I am trying to read a website using the java.net package classes. The site has content, and i see it manually in html source utilities in the browser. When I get its response code and try to view the site using java, it connects successfully but interprets the site as one without content(204 code). What is going on and is it possible to get around this to view the html automatically.

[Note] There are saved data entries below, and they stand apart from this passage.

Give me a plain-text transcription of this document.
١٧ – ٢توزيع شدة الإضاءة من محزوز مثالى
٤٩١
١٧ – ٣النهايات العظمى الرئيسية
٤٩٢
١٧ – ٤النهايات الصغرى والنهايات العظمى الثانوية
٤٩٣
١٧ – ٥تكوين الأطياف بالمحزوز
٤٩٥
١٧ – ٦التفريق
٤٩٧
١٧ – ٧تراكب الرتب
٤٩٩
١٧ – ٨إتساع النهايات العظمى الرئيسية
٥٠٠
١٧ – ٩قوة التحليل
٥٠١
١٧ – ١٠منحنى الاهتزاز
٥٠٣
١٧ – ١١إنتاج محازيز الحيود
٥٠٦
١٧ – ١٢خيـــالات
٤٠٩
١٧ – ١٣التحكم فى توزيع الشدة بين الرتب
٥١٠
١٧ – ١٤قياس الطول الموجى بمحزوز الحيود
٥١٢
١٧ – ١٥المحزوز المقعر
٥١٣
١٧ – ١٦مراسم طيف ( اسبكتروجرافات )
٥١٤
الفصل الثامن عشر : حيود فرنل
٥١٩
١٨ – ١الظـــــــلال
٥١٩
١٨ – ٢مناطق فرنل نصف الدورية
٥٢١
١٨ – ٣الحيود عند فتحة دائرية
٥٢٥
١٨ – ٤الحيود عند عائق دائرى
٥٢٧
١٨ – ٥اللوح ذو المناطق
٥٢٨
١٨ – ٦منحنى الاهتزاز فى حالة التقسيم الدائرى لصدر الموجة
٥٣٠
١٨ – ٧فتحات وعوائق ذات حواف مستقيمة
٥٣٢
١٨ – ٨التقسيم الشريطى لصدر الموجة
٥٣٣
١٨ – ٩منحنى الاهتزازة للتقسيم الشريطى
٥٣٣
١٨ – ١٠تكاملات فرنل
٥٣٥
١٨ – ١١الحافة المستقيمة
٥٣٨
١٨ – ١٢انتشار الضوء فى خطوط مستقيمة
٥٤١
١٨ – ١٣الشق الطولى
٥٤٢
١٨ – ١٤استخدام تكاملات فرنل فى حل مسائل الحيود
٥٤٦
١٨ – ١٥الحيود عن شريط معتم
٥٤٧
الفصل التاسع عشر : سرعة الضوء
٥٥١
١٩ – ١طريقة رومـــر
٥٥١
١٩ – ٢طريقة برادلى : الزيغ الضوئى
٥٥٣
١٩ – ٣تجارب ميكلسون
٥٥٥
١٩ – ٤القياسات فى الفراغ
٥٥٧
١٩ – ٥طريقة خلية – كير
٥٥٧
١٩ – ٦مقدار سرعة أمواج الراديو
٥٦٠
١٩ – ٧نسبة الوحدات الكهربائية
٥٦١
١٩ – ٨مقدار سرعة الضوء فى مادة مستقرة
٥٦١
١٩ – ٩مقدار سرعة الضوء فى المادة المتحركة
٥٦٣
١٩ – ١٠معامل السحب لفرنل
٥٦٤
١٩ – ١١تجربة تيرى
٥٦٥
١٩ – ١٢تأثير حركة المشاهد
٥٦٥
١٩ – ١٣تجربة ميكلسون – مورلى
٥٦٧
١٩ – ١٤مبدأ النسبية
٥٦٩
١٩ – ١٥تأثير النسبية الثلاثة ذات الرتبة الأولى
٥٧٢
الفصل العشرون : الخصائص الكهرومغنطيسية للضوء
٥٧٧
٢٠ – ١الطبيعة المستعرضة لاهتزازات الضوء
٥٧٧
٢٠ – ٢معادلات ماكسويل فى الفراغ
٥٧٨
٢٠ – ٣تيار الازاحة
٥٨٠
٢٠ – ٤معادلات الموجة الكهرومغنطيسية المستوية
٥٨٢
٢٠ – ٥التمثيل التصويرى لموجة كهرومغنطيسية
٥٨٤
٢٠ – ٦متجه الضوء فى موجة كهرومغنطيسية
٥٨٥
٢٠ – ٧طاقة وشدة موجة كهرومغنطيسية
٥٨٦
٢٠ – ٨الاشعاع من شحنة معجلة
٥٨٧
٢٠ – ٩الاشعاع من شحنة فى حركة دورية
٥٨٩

thanks for your responses:
Do you need the URL?
here is the code:
URL hef=new URL(the website);
BufferedReader kj=null;
int kjkj=((HttpURLConnection)hef.openConnection()).getResponseCode();
System.out.println(kjkj);
String j=((HttpURLConnection)hef.openConnection()).getResponseMessage();
System.out.println(j);
URLConnection g=hef.openConnection();
g.connect();
try{
kj=new BufferedReader(new InputStreamReader(g.getInputStream()));
while(kj.readLine()!=null)
{
String y=kj.readLine();
System.out.println(y);
}
}
finally
{
if(kj!=null)
{
kj.close();
}
}
}
Suggestions:
I’m not sure that the java.net package is robot-aware, but that could be a factor as well (can you check if the underlying site has robot.txt files).Edit:
assuming you are using the java.net package’s HttpURLConnection class, the “robot” hypothesis doesn’t apply.
On the other hand you’ll probably want to use the connection’s setRequestProperty() method to prepare the desired HTTP header for the request (so they match these from the web browser client)
Maybe you can post the relevant portions of your code.